In cell J6 we enter the formula =$G6*(MOD($C$3, $G6)=0) and copy it down to cell J9. In the J column we have all divisors which are factors of 20. At the places of the others a zero is generated.
Now comes the final work of the LARGE function: it lists the factors according to size - without the zeros in between. In the cell K6 we enter the formula =LARGE ($J$6:$J$9, 3), in the cell K7 the formula =LARGE ($J$6:$J$9, 2) and in the cell K8 the formula =LARGE ($J$6:$J$9, 1).
Your insides have probably already responded to these formulas with a shake of the head, because they are specialized to the number 20 and already fail when we enter the number 25 in C3. The next step has to be to generalize this special solution.
First, we will consider the transition to array formulas for this purpose.
Instead of entering three individual formulas as in the K column, we select the three cells L6:L9 and enter the formula =LARGE ($J$6:$J$9, {3;2;1}). This time we finish the input with CTRL+SHIFT+ENTER.
The behavior of the array formula in the L column is the same as that of the formulas in the K column: By the array {3;2;1} the third largest factor is determined in the first row, the second largest in the second row and the largest in the third row.
Our goal is to get at an array formula that does not require cached number sequences.
The main effect of using array formulas is that extensive intermediate results are not saved on the Excel sheet, but are calculated internally during the formula evaluation and immediately processed further.
The formula in the L column still uses the results in the J column. Therefore we look at how these results were calculated and insert the corresponding calculation expression into our array formula. So in our array formula we replace the reference $J$6:$J$9 with the calculation expression $G6*(MOD($C$3, $G6)=0). - But stop!
This calculation expression calculates only the first value. We need a calculation expression tailored to array formulas, that returns an array of all four values in the J column! In two places in this expression, we therefore replace the $G6 with $G$6:$G$9. Our new array formula is then:
=LARGE ($G$6:$G$9*(MOD ($C$3, $G$6:$G$9)=0), {3;2;1})
To test the formula, we select the cells M6:M8, enter the formula in the edit line, and close the input again with CTRL+SHIFT+ENTER.
If we now replace the reference $G$6:$G$9 in both places in the formula with the array {1;2;3;4}, we have an array formula that does not need any cached results at all. Its only reference is cell C3, where the number to be checked is located.
To test the formula, we select the range N6:N9 and enter the formula
=LARGE ({1;2;3;4}*(MOD ($C$3, {1;2;3;4})=0), {3;2;1}) <F0>.
Finish with CTRL+SHIFT+ENTER!
So much for the preliminary consideration. - We now know what the structure of the array formula must look like, but it must not be specialized to case 20.
If we look at the last array formula, we see that in two places we must generate a sequence of numbers from 1 to n, where n is the integer that is just less than the root of the number to be tested. The calculation of n is done by the calculation expression INT (SQRT ($C$3)).
The generation of a series of numbers of variable length is again done with ROW (OFFSET ($A$1, , , n)). The generation of this series of numbers is explained in detail in ▸section 5.4. For n we insert the arithmetic expression INT (SQRT ($C$3)) and get:
ROW (OFFSET ($A$1, , , INT (SQRT ($C$3)))) <F1>
So this calculation expression generates a number array of the shape {1;2;3;...;n} up to a last number n, which depends on the number to be checked. For the number 20 in our preliminary consideration, n = 4.
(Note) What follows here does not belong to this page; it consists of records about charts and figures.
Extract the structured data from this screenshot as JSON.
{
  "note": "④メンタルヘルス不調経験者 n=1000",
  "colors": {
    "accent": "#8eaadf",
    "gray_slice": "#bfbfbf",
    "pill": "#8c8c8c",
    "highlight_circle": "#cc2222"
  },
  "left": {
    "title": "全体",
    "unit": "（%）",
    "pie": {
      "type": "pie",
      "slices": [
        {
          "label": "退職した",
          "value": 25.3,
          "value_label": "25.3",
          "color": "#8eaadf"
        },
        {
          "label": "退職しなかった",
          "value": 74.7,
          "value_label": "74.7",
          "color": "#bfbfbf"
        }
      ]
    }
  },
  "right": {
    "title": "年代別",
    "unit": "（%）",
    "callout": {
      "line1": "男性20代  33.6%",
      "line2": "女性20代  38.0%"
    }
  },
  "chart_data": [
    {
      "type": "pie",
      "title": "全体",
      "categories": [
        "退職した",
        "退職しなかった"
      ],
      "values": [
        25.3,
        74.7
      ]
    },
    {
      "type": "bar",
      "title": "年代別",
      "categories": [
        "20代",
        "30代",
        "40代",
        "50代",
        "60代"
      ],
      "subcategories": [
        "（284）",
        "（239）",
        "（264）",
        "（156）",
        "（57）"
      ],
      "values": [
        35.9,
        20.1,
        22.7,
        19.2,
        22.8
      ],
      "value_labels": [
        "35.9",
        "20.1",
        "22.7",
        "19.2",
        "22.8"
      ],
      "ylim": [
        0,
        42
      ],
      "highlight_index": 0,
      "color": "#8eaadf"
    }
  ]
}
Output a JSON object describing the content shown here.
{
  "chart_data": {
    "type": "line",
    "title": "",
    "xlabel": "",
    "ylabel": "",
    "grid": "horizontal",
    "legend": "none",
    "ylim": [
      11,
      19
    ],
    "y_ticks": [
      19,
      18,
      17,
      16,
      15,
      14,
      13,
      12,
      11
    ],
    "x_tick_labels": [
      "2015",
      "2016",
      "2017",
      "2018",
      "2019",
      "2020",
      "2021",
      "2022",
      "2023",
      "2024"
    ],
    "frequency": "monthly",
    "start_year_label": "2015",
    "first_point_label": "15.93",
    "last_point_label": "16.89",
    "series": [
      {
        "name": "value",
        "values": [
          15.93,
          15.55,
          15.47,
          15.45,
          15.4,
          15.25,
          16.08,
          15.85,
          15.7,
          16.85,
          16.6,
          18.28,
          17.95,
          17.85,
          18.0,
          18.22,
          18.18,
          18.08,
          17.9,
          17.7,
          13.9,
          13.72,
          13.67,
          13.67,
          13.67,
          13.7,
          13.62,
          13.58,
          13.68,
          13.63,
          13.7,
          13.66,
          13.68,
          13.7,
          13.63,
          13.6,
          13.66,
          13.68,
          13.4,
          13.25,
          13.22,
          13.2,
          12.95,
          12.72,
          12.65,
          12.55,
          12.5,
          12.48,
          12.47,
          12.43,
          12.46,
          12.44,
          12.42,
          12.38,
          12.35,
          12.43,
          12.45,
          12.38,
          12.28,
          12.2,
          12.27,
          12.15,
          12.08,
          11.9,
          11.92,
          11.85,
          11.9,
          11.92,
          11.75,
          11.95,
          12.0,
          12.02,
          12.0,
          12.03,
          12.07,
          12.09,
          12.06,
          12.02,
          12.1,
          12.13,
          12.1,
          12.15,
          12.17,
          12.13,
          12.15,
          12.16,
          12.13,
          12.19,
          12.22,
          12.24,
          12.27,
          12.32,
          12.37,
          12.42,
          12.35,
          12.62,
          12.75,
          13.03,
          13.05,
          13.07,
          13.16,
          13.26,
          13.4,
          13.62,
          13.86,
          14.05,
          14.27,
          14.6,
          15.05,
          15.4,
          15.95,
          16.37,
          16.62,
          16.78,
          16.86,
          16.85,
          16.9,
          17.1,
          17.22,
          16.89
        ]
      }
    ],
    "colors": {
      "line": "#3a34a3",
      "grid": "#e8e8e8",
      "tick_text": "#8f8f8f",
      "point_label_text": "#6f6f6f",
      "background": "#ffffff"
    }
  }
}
Besides this number array, we only have to create one more: At the end of the formula, we have to replace the array {3;2;1} with a number sequence that starts with the number of factors below the root value and then runs down. For the number 20, the number of factors below the root of 20 was equal to 3.
We would get this number 3 if we counted the number of zeros in the H column in our small example in the previous section 8.2.1. This counting is done with the array formula =SUM (1*(MOD ($C$3, {1;2;3;4})=0)).
To understand this formula, you can display the formula evaluation in Excel. We enter the formula as an array formula in cell O6. The step-by-step formula evaluation results in:
SUM(1*(MOD(20, {1;2;3;4})=0))
SUM(1*({0;0;2;0}=0))
SUM(1*({TRUE;TRUE;FALSE;TRUE}))
SUM({1;1;0;1})
3
If we replace the expression {1;2;3;4} again as above with the generalized expression
ROW (OFFSET ($A$1, , , INT (SQRT ($C$3)))),
we get the calculation expression for determining the number of factors we are looking for:
SUM (1*(MOD ($C$3, ROW (OFFSET ($A$1, , , INT (SQRT ($C$3)))))=0)) <F2>
To get the descending sequence of numbers {3;2;1} at the end of the formula <F0>, we create an arithmetic expression of the form NumberOfFactors-{1;2;3;...;n}+1.
For example, if the number of factors is 15, the arithmetic expression is then evaluated as {15;14;13;12;11;...}.
For 'number of factors' we use the arithmetic expression we just developed and for {1;2;3;...;n} we use the arithmetic expression <F1>.
We get the arithmetic expression for the descending sequence of numbers:
SUM (1*(MOD ($C$3, ROW (OFFSET ($A$1, , , INT (SQRT ($C$3)))))=0))-ROW (OFFSET ($A$1, , , INT (SQRT ($C$3))))+1 <F3>
We are now ready to replace the three series of numbers (green) in the formula <F0> from Section 8.2.1 with the generalized arithmetic expressions <F1> and <F3>.
The formula
=LARGE ({1;2;3;4}*(MOD ($C$3, {1;2;3;4})=0), {3;2;1})
changes to:
=LARGE (<F1>*(MOD ($C$3, <F1>)=0), <F3>)
We will spare ourselves the confusing full text of this formula at this point.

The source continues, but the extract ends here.